Wanita itu tersenyum bijak, “Ketika kamu memandang dunia ini hanya dengan angka, kamu kehilangan apa yang membuat dunia ini hidup, Nak. Angka bisa memberi kamu arah, tapi tidak bisa memberimu makna.”

Halim merenung. Kata-kata itu terdengar sederhana, tetapi begitu dalam. Dia merasa seolah ada sesuatu yang baru saja dibuka, sesuatu yang jauh lebih besar daripada sekadar data.

Wanita itu melanjutkan, “Ke depan, akan banyak hal yang tak bisa kamu prediksi. Tapi kamu harus belajar menerima ketidakpastian itu. Dunia bukan hanya tentang ramalan yang bisa dihitung. Kadang, apa yang penting adalah pilihan yang kamu buat tanpa tahu apa yang akan terjadi setelahnya.”

Tiba-tiba, suara riuh dari luar tenda menarik perhatian Halim. Dia melihat sebuah kelompok orang yang berlarian dengan cemas. Terlihat ada sesuatu yang terjadi di pasar malam itu, tetapi Halim tidak tahu apa.

“Ada apa di luar?” tanya Halim, merasa ada sesuatu yang mendesak.

Wanita tua itu hanya menggelengkan kepala. “Itulah kehidupan, Nak. Terus berjalan, terus bergerak. Jangan terlalu khawatir dengan apa yang tak terduga. Itu justru bagian dari yang membuat hidup ini berharga.”

Halim bangkit dan melangkah keluar dari tenda. Apa yang dia temui di luar mengubah seluruh perspektifnya. Ternyata, pasar malam itu sedang dalam kerusuhan kecil. Orang-orang berlarian menghindari sesuatu, dan di tengah keramaian itu, Halim melihat sosok Dewi yang tampaknya sedang berbicara dengan seseorang.

Tanpa berpikir panjang, Halim segera menghampiri Dewi.

“Kau di sini juga?” tanya Halim dengan heran.

Dewi tersenyum lebar, seolah sudah menunggu Halim datang. “Kau benar, Halim.

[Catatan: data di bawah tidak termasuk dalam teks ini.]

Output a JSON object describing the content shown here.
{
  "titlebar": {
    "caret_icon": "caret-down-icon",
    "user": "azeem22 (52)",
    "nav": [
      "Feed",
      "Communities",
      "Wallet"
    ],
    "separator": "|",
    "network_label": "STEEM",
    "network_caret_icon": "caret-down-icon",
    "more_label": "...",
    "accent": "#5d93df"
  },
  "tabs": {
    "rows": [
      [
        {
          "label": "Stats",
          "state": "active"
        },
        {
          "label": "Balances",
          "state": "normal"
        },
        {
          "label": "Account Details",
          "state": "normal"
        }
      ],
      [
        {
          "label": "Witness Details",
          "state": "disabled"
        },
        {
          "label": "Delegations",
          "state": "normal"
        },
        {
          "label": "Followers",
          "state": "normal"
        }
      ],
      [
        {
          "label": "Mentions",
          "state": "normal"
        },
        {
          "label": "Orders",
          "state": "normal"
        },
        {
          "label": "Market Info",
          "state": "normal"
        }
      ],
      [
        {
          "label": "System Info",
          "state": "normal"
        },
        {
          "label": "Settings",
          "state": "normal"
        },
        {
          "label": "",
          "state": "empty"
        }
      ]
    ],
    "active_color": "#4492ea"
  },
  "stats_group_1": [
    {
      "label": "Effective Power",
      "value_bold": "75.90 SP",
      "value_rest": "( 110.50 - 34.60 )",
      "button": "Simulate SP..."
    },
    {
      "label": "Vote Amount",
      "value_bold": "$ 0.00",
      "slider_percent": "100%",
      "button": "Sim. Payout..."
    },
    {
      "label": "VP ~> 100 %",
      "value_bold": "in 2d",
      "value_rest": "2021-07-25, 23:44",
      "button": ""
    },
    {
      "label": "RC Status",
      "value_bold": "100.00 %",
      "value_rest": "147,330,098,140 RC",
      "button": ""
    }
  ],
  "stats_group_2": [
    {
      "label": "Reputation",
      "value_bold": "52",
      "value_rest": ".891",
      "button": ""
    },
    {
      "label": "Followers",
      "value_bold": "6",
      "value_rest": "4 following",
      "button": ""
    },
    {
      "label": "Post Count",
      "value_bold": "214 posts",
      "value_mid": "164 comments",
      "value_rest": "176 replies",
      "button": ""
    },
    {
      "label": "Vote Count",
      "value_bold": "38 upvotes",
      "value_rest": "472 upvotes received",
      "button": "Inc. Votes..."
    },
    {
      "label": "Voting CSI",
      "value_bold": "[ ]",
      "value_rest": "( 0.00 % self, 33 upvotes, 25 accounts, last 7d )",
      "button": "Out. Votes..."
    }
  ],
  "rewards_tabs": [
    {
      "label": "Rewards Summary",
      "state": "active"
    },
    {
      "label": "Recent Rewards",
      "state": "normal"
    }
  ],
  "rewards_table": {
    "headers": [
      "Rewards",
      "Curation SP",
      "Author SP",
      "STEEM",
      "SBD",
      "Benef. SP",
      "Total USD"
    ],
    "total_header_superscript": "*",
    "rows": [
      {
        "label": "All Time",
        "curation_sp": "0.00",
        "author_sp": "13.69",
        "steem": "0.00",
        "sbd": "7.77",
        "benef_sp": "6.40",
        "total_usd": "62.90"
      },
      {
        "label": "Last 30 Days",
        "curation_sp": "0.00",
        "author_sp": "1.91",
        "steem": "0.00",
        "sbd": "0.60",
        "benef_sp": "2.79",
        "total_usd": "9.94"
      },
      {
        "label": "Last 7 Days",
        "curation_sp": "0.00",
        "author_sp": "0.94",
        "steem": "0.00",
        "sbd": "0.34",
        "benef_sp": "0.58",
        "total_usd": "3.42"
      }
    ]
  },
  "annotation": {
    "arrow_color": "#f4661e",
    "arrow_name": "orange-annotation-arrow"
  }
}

Dunia ini penuh kejutan, kan?”

“Tapi… ada apa di sini?” Halim bertanya, matanya melirik ke sekitar yang semakin chaos.

Dewi mengangguk, “Terkadang, kita memang harus menghadapi kenyataan yang tak bisa kita kendalikan. Ada banyak hal yang terjadi tanpa bisa kita prediksi.”

“Tapi kenapa harus di sini, di tempat seperti ini?” Halim bertanya, masih merasa bingung.

“Karena di tempat seperti ini, kamu bisa merasakan hidup, Halim. Itu yang paling penting. Semua data, semua ramalan, itu tidak akan pernah bisa menggantikan pengalaman dan keputusan yang kamu buat di dunia nyata.”

Di tengah kebingungannya, Halim merasa seperti mendapat jawaban yang lebih besar dari sekadar prediksi atau data. Keputusan yang dibuat tanpa perhitungan matang, tanpa angka yang mengukur hasilnya, itu mungkin adalah cara terbaik untuk benar-benar hidup.

Untuk pertama kalinya, Halim merasa bahwa dia benar-benar menemukan apa yang dia cari.

 

Akhir yang Tak Terduga

Hari-hari setelah kejadian di pasar malam itu terasa berbeda bagi Halim. Dia mulai melihat dunia dengan cara yang belum pernah dia rasakan sebelumnya. Setiap langkah yang dia ambil, setiap keputusan yang dia buat, terasa lebih bermakna. Dunia yang dulunya penuh dengan hitungan dan ramalan kini tampak seperti kanvas kosong yang siap untuk digambar dengan warna-warna keberanian dan ketidakpastian.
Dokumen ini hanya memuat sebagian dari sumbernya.